“KKD ulaşımında sıkıntı yaşandı”
Çamlı, 5 dakikada bir muayene sistemi ile daha da zorlandıklarına dikkat çekerek, “Salgının ilerleyen dönemlerinde ise aile sağlığı merkezlerinde, iş sağlığı ve güvenliği gibi birinci basamakta görev yapan sağlık çalışanları ve işyeri hekimleri yeterli ve nitelikli kişisel koruyucu donanıma (KKD) ulaşım sıkıntısı yaşadı. Türkiye’nin komşu ülkelerinde vakalar ve ölümler hızla artarken Sağlık Bakanlığı sağlık kurumlarında salgın hazırlığı yapma gereği duymadı. Vakalar uzunca bir süre gizlendi ve sağlık çalışanları bulaş riskiyle karşı karşıya bırakıldı” diye konuştu.

“Yanlış uygulamalarının bedelini hayatlarımızla ödüyoruz”
Çamlı, tüm pandemi süreci boyunca hekimler ve sağlık çalışanlarının uygun olmayan çalışma koşullarında uzun süre çalışmak zorunda kaldığını söyleyerek, “Sağlık Bakanlığı başta olmak üzere, iktidarın bilimsel bilgiye dayanmayan, şeffaflıktan uzak, yerel dinamikleri gözetmeyen, eksik, yanlış ve tutarsız uygulamalarının bedelini biz sağlıkçılar hayatlarımızla ödüyoruz” açıklamasını yaptı.
“Çalışma haklarımız ihlal edildi”
Sağlık Bakanlığı’nın COVID-19’a ilişkin gerekli önlemleri almadığının altını çizen Çamlı, “Temel insan hakları arasında yer alan güvenli ortamlarda çalışma hakkı; bu süreçte ihlal edildi. İş güvenliği, uygun çalışma ortamı, uygun çalışma süresi, izin ve dinlenme hakkı, uygun işte çalıştırılma, adil ücret ve örgütlenme hakları salgın döneminde göz ardı edildi.
Özellikle pandeminin ilk aylarında sağlık çalışanları maske, siperlik, gözlük, eldiven, dezenfektan gibi koruyucu materyallere ulaşmakta ciddi sorunlar yaşadı” ifadelerini kullandı.
“Sağlık Bakanlığı’nı bir an önce düzenleme yapmalı”
Çamlı, Türkiye’de sağlık ortamları sadece sağlık çalışanları için değil, COVID-19 dışı hastalığı olanlar için de riskli alanlar haline getirildiğini savunarak, “İstifa, emeklilik, rapor alma, izin, mola haklarının kullanılması genelgelerle resmileştirilerek engellendi. Sağlık reformu adı altında sağlığı piyasalaştıran bu sistemin mevcut olumsuzlukları pandemi sürecinde net olarak ortaya çıktı. Çöken sağlık sisteminin bedelini ödüyoruz, daha fazla bedel ödemek istemiyoruz. Sağlık Bakanlığı’nı bir an önce çalışma alanlarımızda düzenleme yapmaya çağırıyoruz” sözlerine yer verdi.

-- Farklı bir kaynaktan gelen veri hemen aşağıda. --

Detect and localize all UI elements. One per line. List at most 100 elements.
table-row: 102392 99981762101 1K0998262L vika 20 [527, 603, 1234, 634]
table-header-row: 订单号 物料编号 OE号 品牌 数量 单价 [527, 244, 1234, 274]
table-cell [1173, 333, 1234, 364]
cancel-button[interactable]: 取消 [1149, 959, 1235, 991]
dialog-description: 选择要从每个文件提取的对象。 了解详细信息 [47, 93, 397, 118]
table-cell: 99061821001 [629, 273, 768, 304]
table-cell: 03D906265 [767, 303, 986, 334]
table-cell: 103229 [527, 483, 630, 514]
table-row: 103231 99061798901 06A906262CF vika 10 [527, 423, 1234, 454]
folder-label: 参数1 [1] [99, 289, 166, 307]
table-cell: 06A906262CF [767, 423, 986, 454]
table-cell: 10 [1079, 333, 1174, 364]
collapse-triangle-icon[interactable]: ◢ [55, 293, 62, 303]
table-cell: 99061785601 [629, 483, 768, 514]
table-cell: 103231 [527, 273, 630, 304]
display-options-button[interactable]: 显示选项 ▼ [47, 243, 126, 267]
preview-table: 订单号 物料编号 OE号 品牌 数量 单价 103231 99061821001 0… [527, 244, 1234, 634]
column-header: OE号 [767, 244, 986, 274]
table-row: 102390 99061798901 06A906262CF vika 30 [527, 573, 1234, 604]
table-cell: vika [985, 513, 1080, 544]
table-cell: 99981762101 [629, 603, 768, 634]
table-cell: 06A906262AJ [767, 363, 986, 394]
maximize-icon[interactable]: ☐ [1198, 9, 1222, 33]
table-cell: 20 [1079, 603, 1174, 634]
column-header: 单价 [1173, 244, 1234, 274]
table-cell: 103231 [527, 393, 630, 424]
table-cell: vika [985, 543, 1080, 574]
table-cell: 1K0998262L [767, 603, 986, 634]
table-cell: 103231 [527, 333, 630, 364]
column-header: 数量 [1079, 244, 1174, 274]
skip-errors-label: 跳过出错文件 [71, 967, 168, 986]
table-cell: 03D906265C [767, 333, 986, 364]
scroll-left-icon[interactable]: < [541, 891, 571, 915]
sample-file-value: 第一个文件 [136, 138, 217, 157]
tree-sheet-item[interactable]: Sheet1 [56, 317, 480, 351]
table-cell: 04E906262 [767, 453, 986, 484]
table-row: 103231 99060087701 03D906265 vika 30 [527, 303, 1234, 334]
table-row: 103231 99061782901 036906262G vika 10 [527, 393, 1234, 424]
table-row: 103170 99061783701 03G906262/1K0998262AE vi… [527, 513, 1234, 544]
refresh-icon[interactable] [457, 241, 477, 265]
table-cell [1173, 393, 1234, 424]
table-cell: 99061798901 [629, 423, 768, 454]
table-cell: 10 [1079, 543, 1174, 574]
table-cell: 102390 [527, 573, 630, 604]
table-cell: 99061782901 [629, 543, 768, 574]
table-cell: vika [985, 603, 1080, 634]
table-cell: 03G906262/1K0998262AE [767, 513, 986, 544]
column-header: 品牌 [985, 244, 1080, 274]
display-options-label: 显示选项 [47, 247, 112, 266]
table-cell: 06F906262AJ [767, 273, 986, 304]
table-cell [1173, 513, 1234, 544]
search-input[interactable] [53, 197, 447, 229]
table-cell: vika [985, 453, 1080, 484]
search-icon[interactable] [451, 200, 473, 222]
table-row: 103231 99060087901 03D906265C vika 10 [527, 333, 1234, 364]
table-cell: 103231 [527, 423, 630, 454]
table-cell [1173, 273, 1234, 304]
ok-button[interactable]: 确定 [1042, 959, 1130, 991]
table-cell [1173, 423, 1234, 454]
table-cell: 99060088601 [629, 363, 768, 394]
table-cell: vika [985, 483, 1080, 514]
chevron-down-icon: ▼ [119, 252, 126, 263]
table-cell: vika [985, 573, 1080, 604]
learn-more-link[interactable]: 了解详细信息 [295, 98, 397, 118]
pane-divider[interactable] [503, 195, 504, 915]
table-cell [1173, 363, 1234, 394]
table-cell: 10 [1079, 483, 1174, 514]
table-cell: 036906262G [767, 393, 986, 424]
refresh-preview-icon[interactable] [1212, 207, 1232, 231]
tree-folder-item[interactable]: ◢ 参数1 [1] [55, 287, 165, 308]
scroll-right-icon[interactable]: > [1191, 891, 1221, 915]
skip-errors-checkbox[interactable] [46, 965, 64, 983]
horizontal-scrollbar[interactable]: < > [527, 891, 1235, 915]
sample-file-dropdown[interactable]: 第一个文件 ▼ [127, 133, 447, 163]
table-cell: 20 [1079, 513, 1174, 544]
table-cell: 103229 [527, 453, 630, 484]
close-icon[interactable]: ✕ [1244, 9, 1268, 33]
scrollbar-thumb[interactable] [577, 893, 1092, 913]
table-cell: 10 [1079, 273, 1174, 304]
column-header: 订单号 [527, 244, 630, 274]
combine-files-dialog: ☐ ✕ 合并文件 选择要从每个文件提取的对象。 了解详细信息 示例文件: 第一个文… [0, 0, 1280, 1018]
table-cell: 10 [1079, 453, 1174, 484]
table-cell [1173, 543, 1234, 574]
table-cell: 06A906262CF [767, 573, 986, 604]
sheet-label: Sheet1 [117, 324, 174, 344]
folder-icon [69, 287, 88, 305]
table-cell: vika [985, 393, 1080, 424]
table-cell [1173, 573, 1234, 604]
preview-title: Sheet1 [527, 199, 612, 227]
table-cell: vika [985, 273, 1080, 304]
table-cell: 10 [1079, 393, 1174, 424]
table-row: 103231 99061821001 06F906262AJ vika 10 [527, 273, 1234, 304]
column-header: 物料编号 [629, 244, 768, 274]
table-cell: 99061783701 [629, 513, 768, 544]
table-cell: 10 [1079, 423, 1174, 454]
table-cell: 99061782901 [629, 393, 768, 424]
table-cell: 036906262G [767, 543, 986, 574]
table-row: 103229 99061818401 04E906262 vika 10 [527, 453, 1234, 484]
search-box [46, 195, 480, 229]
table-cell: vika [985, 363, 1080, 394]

OHAL KHK’leriyle ihraç edilen sağlık çalışanlarına da değinen Çamlı, “Güvenlik soruşturması gerekçe edilerek ataması yapılmayan tüm hekimlerin/kamu emekçilerinin derhal görevlerine başlatılmasını istiyoruz” dedi.
“Kanunlar etkin bir şekilde uygulanmalı”
Çamlı, son olarak da sağlık çalışanları adına taleplerini dile getirerek şunları söyledi:
“Birinci basamak sağlık hizmetlerinin güçlendirilmesini ve sevk zinciri uygulamasına geçilmesini istiyoruz. İşverenler, sağlık çalışanlarına 6331 sayılı İş Sağlığı ve Güvenliği Kanuna göre COVID-19’dan korunma, KKD kullanımı, hastalık yönetimi vb. konularda eğitim vermek ve bu eğitimleri her birim değişiminde yenilemek zorundadır. Korunmayla ilgili havalandırmadan, iş örgütlenmesine, iş yükünün düzenlenmesine kadar geniş bir yelpazede işçi sağlığı ve güvenliği ile ilgili önlemler de sorumlulukları arasındadır. 6331 sayılı İş Sağlığı ve Güvenliği Kanunu’nun etkin bir şekilde uygulanmasını istiyoruz.”